September 25, 2023
Finnish kit maker Nokia is building on last week’s launch of an AI tool for operators with the opening of a new lab.
Based in Dubai, it has a fairly broad remit, one that includes fostering the development and adoption of new AI and machine learning (AI/ML)-based network intelligence tech by operators throughout the Middle East and Africa. Nokia also hopes the lab will drum up business for two of its cloud RAN partners, Dell and Hewlett Packard Enterprise (HPE).
The new facility, called the Open Innovation Lab will focus on three main areas.

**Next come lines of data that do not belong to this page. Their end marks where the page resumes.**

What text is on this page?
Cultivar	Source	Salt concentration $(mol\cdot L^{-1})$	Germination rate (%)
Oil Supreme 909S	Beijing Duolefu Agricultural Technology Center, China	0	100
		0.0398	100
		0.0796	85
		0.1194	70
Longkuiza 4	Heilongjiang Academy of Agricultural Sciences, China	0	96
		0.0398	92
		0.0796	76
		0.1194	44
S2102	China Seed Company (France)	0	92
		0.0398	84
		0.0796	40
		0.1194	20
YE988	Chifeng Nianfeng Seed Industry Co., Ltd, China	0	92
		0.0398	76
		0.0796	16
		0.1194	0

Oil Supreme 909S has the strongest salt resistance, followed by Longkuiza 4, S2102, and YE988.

First up is cloud RAN. Nokia will invite hyperscalers and related ecosystem partners to work with Nokia, Dell and HPE to further Nokia’s progress on what it calls ‘anyRAN’. AnyRAN represents Nokia’s effort to achieve feature and performance parity between cloud and purpose-built RAN, giving operators and enterprises the flexibility to choose the network architecture that suits them best.
The second area of focus is private wireless and industrial networks. Nokia has been working hard to drive adoption of its MX Industrial Edge (MXIE) platform, and its new lab offers a chance to show off some new industry 4.0 use cases, and stimulate interest among MEA enterprises.
Last but by no means least, Nokia wants its new lab to accelerate the adoption of AI and ML for network automation and optimisation. It will use it as a shop window for its MantaRay self-organising network (SON) portfolio, which Nokia claims is capable of taking self-configuring, self-healing, and self-optimising actions that boost network performance and efficiency.
“We are excited to launch our Open Innovation Lab in MEA, reaffirming our commitment to drive innovation with our partners in key future technology areas, including Dell and HPE,” said Mikko Lavanti, SVP of Mobile Networks at Nokia, MEA, in a statement.
“This collaboration will accelerate the adoption of new technologies in our region. We can help both operators and enterprises enhance network efficiency and performance as well as unlock new monetisation opportunities,” he said.
“The future of the telecommunications industry is open, backed by an ecosystem of partners collaborating to help network operators digitally transform and quickly bring innovative and revenue generating solutions to market,” added Tibor Fabry-Asztalos, SVP of product development engineering at Dell’s Telecom Systems Business. “Nokia’s Cloud RAN capabilities, combined with Dell’s cloud-native infrastructure and software in the new Open Innovation Lab, will accelerate the adoption and performance of open network architectures and create new opportunities for network automation and efficiency.”
The lab presumably gives Nokia an opportunity to engage with operators about its newly-launched AVA Data Suite. It’s a tool that runs on Google Cloud that is designed to standardise the data generated by networks and by extension make it easier and less time-consuming for telcos to implement AI/ML systems on their networks.
Indeed, according to a report in August by Analysys Mason that was commissioned by Nokia, legacy systems with proprietary interfaces are making it harder for operators to access high-quality data sets, and therefore more challenging to integrate AI into their networks.
The incentives for operators to overcome this challenge are clear.
According to a survey by chip maker Nvidia earlier this year, 73% of telco respondents that have either trialled or implemented AI in some way, shape or form said it led to increased turnover, in some cases by more than 10%. Similarly, 80% of respondents in the same category said AI has helped them to lower annual costs.
Figures like these should be floating around in the heads of any telco engineers that set foot in Nokia’s new lab.